|The Rise Of Brick And Mobile
By: Ted Curtin
The growing number of shoppers using mobile devices to help navigate the retail shopping experience is not a just a trend, it’s a market evolution. Even though mobile adoption hasn’t fully reached a critical mass in the U.S., the retail brands that are getting ahead of this phenomenon and leveraging it to their advantage are the ones that will not just survive, but thrive in our increasingly mobile, connected, consumer-driven world.
Last holiday shopping season saw an unprecedented amount of mobile users utilizing a combination of smartphones and tablets, while in a retail store, to check pricing, get product reviews, view product demos and in some cases place orders from a competitor. According to Chadwick Research 70% of iPhone owners reported using web access or a specific mobile app for assistance while shopping.
Some retail organizations are launching attacks against the big online stores, crying foul and complaining of competitive advantages. While their concerns are understandable, the bigger threat that retailers face is missing the opportunity standing right in their aisles. “Click and Mortar” is the term we used to differentiate those once savvy retailers that provided options beyond the “Brick and Mortar” retail options of the past. With a PC and a mouse, we were able to click our way through a virtual store without leaving home. As mouse clicks give way to mobile ‘taps’ and our screens become more of an extension of our everyday existence, we see a new breed of retailer emerging — call it “Brick and Mobile”.
The Brick and Mobile retailer recognizes the in-store consumer demand for helpful information, quality service, and competitive pricing. But this retailer also realizes the value of an attentive and eager audience and knows that by delivering on those needs and helping guide the shopper through a combination of in-person assistance and digitally available information, they not only increase sales, but build brand loyalty.
The fact is, consumer needs go deeper than price. Buying from Amazon.com or any other online website can be a great experience, but it’s not always cheaper. According to ShopSavvy.com Amazon features the lowest price only 7% of the time. What’s more, while competitive pricing is important to consumers, price is certainly not the only driving purchase motivator. Product reviews and information, knowledgeable staff, and immediate availability (instead of waiting 5–6 days for shipping) are all powerful assets that smart retailers can leverage. According to Cognizant’s recent Shopper Experience Study, associate assisted sales foster deeper engagement and loyalty.
Retailers need to recognize the barriers to in-store sales and utilize an array of mobile web technologies from QR codes to custom mobile apps to add value, deliver helpful branded content and drive the sales process.
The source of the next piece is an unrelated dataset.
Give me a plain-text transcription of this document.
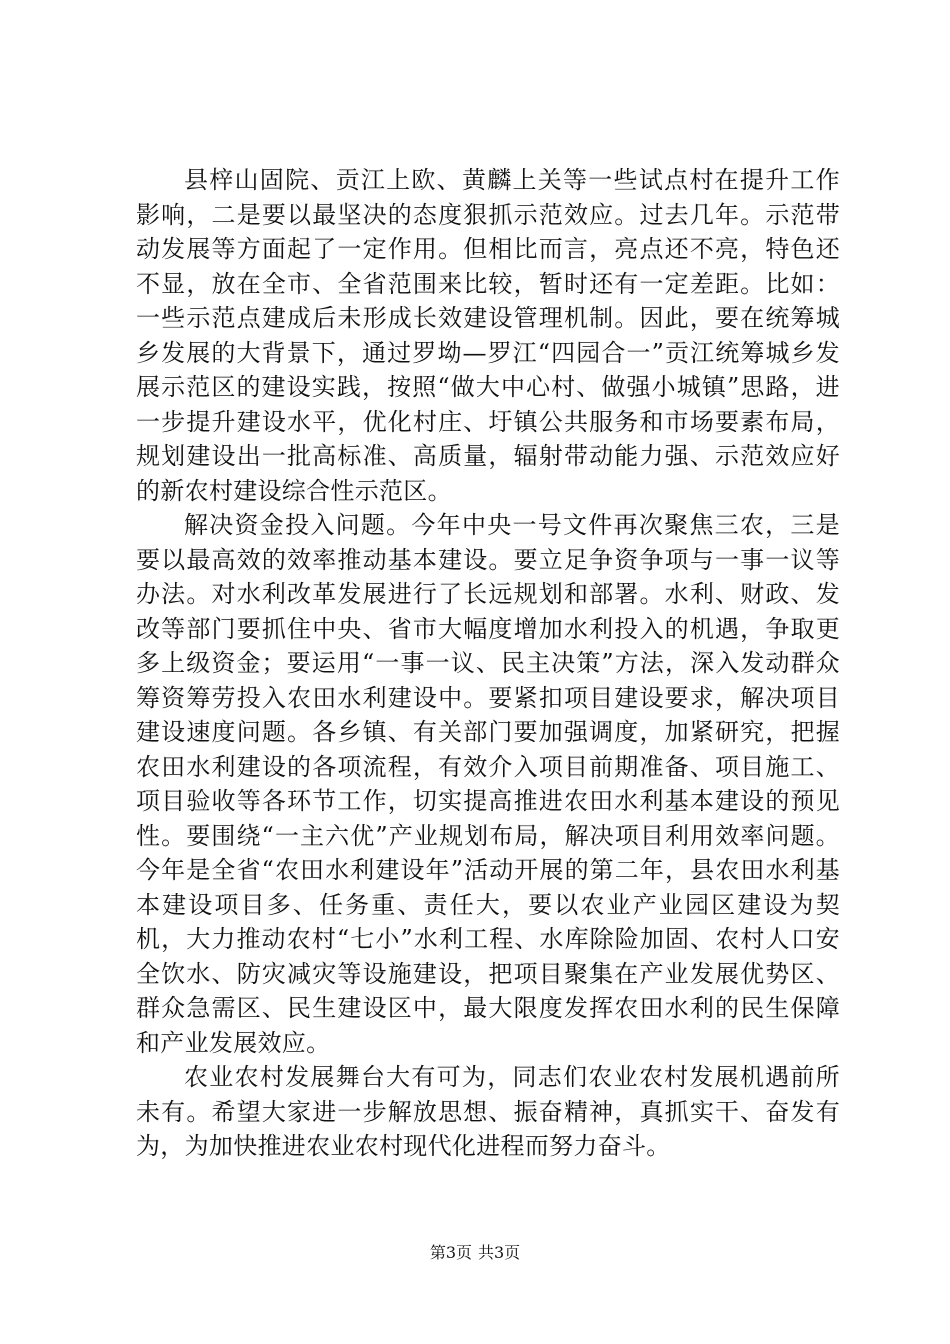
县梓山固院、贡江上欧、黄麟上关等一些试点村在提升工作影响，二是要以最坚决的态度狠抓示范效应。过去几年。示范带动发展等方面起了一定作用。但相比而言，亮点还不亮，特色还不显，放在全市、全省范围来比较，暂时还有一定差距。比如：一些示范点建成后未形成长效建设管理机制。因此，要在统筹城乡发展的大背景下，通过罗坳—罗江“四园合一”贡江统筹城乡发展示范区的建设实践，按照“做大中心村、做强小城镇”思路，进一步提升建设水平，优化村庄、圩镇公共服务和市场要素布局，规划建设出一批高标准、高质量，辐射带动能力强、示范效应好的新农村建设综合性示范区。

解决资金投入问题。今年中央一号文件再次聚焦三农，三是要以最高效的效率推动基本建设。要立足争资争项与一事一议等办法。对水利改革发展进行了长远规划和部署。水利、财政、发改等部门要抓住中央、省市大幅度增加水利投入的机遇，争取更多上级资金；要运用“一事一议、民主决策”方法，深入发动群众筹资筹劳投入农田水利建设中。要紧扣项目建设要求，解决项目建设速度问题。各乡镇、有关部门要加强调度，加紧研究，把握农田水利建设的各项流程，有效介入项目前期准备、项目施工、项目验收等各环节工作，切实提高推进农田水利基本建设的预见性。要围绕“一主六优”产业规划布局，解决项目利用效率问题。今年是全省“农田水利建设年”活动开展的第二年，县农田水利基本建设项目多、任务重、责任大，要以农业产业园区建设为契机，大力推动农村“七小”水利工程、水库除险加固、农村人口安全饮水、防灾减灾等设施建设，把项目聚集在产业发展优势区、群众急需区、民生建设区中，最大限度发挥农田水利的民生保障和产业发展效应。

农业农村发展舞台大有可为，同志们农业农村发展机遇前所未有。希望大家进一步解放思想、振奋精神，真抓实干、奋发有为，为加快推进农业农村现代化进程而努力奋斗。

第3页 共3页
By providing and promoting more relevant mobile friendly apps and resources in-store, retailers can complement the added information with special in-store mobile incentives.
For example, make it easy for mobile shoppers to buy with options from secure mobile payments to express features that would allow the customer to keep exploring and browsing until they’re ready to pick up their purchase, which is already up front, processed, bagged, and waiting — no annoying lines!
Because not everyone owns a tablet or smartphone, consider creating a meaningful mobile-friendly in-store experience by lending custom tablet devices to shoppers as they enter the store; guide them through the tools and features that will help them find the products and relevant information they’re looking for to foster higher conversion rates and increased sales.
The opportunities to add value and provide your customers with uniquely customer-centric in-store solutions are endless. The sooner you can demonstrate your brand’s value and place in the shopping experience, the more useful a trip to your store will be and the more your customers will remain loyal to your brand.